Brother Pete loved the tunes Frenchie had been writing on the road, so he booked the first Blues Destroyers show at Adair’s Saloon in Dallas back in 2012. “I figured it could go either way,” recalls Frenchie of that first show. “If it didn’t go over well, that could’ve been the end of my aspiring singing career. But if the crowd dug it, we might have something, you know? We haven’t stopped since.”
The duo – whose “Destroyers” tag is borne from their personal slant on Vintage Blues, British Invasion and Classic Rock – put together a CD calling card to get more gigs. It was followed by “Love Is Blood,” released November 9, 2018, and debuting at No. 2 on iTunes Blues charts.
“I grew up on all American music — Rock ’n’ Roll and Blues — but back when I was playing in France I felt somewhat like a copycat,” Frenchie says. “But as soon as I landed in the U.S. I felt at home, because this was where the music I loved was born.”
But there was a continuous worry in the back of his mind. “When I played for Shooter the first time and he asked me to be in Stargunn, I had to tell him that I had to get my legal situation straightened out as I only had a tourist visa.” Waylon Jennings stepped in and wrote the Immigration and Naturalization Services to vouch for Frenchie’s character and musical ability, so the guitarist eventually got a work permit, which had to be renewed yearly at first. (Waylon also wrote to Frenchie’s parents to assure them he was in good hands and doing well.) After Stargunn broke up, Frenchie had to hustle gigs to keep his permit. “There were some jobs I would’ve turned down, but I had to keep working constantly. There was no down time.”
A gig with an exploding Texas Country star, Wade Bowen, brought Frenchie to Texas in 2003. Four years later, he replaced guitarist Chris Masterson (Steve Earle) in Jack Ingram’s band and started writing his own songs on the side.
“Jack’s approach to songwriting was really influential. I’d see him constantly toying with song ideas, and he turned me onto folks like Townes Van Zandt and Guy Clark,” Frenchie explains. “But Billy Joe Shaver is my all-time favorite. I knew about him through the Waylon connection, and I’ve played with him a few times over the years. Billy Joe said the hardest thing about finishing a song is that you don’t get to play around with it anymore. I get that. It’s like a cat playing with a mouse before the kill.”

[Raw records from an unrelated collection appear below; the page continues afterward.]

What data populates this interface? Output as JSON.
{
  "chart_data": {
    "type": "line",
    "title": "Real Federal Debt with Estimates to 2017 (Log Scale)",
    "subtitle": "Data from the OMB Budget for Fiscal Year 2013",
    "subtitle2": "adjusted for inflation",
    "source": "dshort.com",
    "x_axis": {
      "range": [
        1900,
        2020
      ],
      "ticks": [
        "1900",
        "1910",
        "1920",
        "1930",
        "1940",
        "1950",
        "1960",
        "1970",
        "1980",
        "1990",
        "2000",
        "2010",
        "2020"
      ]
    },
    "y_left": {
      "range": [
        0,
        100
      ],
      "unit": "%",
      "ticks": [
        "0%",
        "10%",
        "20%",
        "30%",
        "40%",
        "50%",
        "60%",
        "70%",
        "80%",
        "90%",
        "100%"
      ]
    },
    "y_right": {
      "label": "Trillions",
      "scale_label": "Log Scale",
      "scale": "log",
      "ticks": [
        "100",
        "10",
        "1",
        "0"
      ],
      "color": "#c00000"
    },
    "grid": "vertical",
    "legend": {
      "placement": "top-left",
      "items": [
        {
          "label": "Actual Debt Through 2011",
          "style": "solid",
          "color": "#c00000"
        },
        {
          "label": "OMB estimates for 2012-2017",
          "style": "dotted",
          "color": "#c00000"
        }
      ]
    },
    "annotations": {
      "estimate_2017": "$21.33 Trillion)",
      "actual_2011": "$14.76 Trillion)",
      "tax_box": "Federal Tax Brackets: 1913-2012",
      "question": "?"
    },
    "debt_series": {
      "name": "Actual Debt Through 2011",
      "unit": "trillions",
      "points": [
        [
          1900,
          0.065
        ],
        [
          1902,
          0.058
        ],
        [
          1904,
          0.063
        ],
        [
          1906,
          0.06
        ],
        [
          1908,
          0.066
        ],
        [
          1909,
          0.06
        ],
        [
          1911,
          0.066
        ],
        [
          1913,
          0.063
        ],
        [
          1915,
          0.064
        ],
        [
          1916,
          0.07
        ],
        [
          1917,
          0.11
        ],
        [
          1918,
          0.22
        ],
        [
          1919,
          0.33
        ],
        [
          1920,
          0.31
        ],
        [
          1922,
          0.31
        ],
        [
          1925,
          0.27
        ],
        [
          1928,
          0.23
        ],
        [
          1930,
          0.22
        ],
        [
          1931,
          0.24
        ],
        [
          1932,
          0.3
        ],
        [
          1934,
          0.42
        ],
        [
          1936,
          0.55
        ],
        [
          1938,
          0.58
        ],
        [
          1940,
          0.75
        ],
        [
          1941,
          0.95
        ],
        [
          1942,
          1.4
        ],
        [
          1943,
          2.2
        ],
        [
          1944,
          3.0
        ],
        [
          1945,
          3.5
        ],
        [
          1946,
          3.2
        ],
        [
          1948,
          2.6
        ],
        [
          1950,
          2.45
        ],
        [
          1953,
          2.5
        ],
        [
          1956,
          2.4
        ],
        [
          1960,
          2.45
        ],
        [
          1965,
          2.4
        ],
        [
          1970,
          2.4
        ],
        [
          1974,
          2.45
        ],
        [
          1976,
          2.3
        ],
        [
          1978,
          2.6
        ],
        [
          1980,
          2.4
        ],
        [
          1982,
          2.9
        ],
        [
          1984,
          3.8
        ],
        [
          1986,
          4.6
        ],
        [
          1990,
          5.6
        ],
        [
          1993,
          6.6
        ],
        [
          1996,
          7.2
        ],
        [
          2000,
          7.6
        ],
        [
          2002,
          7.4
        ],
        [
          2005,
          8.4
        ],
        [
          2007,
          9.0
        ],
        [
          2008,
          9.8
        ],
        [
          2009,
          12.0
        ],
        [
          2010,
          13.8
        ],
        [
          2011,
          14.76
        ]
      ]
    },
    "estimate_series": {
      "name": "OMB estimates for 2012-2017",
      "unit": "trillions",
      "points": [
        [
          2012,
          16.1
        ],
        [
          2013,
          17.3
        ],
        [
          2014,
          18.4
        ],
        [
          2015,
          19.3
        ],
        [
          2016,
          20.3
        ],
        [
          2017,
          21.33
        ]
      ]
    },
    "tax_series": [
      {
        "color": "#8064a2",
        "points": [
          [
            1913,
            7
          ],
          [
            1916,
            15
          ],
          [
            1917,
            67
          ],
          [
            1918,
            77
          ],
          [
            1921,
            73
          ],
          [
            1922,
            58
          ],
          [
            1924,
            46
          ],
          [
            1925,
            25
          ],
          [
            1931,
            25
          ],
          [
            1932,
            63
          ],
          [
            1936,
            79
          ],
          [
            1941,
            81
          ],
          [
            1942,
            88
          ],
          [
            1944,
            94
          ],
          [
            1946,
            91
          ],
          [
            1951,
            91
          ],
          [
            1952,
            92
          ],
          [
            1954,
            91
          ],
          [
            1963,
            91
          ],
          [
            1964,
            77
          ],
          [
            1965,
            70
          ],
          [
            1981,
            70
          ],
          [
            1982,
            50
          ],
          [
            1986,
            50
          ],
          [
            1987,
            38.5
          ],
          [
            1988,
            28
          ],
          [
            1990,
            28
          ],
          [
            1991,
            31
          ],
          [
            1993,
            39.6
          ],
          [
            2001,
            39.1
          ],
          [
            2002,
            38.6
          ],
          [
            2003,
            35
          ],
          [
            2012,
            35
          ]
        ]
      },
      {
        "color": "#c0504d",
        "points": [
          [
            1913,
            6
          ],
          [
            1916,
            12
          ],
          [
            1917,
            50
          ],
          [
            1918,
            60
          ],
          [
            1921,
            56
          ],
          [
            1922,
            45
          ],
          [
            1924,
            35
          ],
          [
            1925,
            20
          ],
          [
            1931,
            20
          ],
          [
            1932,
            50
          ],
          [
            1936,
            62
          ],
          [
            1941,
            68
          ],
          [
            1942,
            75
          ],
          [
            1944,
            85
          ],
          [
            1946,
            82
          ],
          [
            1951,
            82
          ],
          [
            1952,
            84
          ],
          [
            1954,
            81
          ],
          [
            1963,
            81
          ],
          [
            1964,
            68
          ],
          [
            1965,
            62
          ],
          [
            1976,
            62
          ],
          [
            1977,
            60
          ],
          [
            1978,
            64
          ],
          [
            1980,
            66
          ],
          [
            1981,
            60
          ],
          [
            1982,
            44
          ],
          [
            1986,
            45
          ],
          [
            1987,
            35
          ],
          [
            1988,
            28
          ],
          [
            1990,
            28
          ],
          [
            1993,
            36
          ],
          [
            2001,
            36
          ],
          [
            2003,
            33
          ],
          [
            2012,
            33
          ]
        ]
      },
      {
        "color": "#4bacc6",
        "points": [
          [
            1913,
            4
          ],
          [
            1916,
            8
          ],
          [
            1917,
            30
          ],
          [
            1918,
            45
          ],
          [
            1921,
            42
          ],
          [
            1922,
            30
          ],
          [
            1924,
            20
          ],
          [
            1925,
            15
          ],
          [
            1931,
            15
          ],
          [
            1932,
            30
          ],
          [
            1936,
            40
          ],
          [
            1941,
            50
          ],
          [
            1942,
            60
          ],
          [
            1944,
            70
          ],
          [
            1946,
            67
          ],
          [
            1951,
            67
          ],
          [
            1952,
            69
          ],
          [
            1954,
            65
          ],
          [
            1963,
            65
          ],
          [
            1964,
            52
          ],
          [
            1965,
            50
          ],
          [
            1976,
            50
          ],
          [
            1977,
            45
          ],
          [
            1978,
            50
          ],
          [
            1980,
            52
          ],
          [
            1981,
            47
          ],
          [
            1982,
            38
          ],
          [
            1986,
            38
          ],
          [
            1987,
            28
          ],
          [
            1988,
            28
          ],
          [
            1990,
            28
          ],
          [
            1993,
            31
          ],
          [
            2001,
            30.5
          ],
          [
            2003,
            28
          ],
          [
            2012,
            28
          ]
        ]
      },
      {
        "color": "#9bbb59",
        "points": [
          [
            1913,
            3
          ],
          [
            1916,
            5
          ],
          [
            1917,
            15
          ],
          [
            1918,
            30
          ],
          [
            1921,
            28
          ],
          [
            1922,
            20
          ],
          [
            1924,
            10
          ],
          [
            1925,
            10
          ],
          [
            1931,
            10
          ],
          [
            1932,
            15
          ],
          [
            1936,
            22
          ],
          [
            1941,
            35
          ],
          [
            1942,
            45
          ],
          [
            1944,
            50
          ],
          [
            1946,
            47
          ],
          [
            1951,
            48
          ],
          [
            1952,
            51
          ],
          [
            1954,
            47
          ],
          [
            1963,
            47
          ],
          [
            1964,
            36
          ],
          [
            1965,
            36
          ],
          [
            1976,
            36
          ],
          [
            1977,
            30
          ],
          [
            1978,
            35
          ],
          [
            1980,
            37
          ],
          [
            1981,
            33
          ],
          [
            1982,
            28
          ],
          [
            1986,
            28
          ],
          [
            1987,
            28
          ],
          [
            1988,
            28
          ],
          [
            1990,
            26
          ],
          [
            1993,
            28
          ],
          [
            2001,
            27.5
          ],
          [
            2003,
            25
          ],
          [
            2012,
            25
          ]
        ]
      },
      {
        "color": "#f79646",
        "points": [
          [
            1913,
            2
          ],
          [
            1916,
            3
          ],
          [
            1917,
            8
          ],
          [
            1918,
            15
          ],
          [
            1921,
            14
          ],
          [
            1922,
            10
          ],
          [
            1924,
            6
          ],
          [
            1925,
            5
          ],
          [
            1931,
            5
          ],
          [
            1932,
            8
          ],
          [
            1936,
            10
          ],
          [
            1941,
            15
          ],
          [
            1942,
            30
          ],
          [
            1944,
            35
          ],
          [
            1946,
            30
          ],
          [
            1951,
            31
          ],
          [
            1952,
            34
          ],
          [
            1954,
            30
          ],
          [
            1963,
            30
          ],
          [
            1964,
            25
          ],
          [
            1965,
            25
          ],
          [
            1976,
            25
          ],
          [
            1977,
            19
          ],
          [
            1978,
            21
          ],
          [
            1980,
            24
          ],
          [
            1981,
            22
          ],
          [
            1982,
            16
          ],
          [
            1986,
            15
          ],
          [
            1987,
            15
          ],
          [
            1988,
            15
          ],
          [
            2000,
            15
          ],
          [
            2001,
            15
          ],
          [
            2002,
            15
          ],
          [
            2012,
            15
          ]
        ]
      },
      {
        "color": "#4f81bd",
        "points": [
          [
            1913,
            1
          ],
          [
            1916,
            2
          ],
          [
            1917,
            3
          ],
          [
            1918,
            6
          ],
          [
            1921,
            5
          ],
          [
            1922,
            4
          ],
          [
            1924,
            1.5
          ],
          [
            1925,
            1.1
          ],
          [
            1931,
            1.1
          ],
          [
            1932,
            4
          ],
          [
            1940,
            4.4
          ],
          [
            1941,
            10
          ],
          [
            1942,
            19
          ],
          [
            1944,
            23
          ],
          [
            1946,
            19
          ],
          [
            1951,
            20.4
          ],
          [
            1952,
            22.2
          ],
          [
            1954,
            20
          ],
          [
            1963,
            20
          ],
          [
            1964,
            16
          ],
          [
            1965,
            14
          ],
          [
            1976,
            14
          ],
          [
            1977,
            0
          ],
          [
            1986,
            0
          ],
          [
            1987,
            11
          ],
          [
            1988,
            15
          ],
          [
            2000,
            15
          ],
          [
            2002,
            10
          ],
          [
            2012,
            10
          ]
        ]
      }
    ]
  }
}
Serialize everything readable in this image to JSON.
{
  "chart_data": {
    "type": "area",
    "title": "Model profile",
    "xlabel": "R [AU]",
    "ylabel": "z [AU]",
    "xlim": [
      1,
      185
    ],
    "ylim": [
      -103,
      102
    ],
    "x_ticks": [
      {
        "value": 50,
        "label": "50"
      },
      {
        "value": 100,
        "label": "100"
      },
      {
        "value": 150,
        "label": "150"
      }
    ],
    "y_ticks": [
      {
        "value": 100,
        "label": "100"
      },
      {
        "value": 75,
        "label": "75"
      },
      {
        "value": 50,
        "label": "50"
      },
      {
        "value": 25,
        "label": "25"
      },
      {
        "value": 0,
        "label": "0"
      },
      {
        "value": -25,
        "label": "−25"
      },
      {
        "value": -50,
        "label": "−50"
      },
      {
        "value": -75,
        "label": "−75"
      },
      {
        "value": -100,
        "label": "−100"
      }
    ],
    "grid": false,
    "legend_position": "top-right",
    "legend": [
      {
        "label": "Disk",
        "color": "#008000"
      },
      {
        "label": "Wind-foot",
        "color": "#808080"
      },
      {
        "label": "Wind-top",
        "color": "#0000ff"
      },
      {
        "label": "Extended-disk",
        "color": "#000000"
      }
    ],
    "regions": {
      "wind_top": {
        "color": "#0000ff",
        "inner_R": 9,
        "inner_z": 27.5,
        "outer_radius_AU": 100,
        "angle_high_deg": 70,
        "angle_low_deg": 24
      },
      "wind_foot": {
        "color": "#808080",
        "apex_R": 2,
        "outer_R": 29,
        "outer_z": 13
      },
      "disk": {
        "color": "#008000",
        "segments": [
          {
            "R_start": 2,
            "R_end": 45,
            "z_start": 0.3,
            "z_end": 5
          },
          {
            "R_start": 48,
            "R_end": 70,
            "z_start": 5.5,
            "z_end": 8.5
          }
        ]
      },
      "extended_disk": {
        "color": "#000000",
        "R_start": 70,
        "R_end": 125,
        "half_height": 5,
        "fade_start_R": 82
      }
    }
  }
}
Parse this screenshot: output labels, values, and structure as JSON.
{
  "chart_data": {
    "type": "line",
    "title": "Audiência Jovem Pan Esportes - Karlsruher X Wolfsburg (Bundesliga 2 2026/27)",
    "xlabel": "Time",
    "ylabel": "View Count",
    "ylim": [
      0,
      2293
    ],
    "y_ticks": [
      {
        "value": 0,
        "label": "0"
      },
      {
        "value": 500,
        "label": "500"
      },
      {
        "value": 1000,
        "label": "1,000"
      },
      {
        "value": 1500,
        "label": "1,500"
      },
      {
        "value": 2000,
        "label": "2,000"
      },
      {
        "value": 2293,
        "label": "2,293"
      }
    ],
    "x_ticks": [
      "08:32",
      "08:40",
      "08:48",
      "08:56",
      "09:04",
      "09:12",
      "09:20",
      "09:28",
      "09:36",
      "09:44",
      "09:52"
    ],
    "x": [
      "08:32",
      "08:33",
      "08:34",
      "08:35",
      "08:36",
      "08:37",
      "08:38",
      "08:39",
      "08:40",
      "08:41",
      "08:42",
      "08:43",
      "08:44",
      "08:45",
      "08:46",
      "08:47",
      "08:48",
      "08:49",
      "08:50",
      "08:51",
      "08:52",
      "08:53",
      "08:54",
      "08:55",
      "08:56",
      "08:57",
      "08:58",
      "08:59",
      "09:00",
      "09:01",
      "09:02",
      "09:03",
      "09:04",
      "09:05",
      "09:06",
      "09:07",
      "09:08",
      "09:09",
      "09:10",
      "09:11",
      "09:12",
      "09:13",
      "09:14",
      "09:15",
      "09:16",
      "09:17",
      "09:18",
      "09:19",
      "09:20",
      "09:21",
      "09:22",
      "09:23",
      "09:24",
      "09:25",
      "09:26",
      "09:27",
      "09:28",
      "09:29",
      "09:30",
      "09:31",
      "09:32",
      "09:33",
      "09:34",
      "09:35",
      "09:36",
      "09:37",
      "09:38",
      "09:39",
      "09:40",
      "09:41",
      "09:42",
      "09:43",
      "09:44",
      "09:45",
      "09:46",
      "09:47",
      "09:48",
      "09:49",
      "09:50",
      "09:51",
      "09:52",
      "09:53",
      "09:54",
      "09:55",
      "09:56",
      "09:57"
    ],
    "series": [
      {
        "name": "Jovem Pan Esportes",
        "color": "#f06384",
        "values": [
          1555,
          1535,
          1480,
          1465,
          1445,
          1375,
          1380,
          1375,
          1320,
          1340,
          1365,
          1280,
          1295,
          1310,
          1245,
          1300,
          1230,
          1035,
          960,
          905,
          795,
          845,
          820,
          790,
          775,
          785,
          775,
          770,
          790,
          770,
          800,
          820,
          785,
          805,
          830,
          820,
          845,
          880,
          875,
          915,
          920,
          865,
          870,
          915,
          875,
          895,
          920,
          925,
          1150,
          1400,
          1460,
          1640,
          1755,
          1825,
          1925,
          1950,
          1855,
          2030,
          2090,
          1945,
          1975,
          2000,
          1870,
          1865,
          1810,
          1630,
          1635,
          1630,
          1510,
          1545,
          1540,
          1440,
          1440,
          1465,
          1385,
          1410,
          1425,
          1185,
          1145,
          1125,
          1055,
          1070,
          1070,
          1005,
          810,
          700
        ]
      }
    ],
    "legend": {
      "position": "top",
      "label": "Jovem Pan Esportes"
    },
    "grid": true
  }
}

Although he’s played with many greats over the years, Frenchie says “the highlight of my musical career was becoming a U.S. citizen” in August 2016. “I have followed an uncommon path, never been married nor held a regular job, so becoming an American citizen solely based on my musical merits was the greatest day of my life.” It was something he’d dreamt of ever since he jumped onstage with Lucky Peterson back in his home country and drew wild applause. “To play with an all-star American blues band as a young French man and hold my own meant everything to me at the time. I knew there and then that I had something.”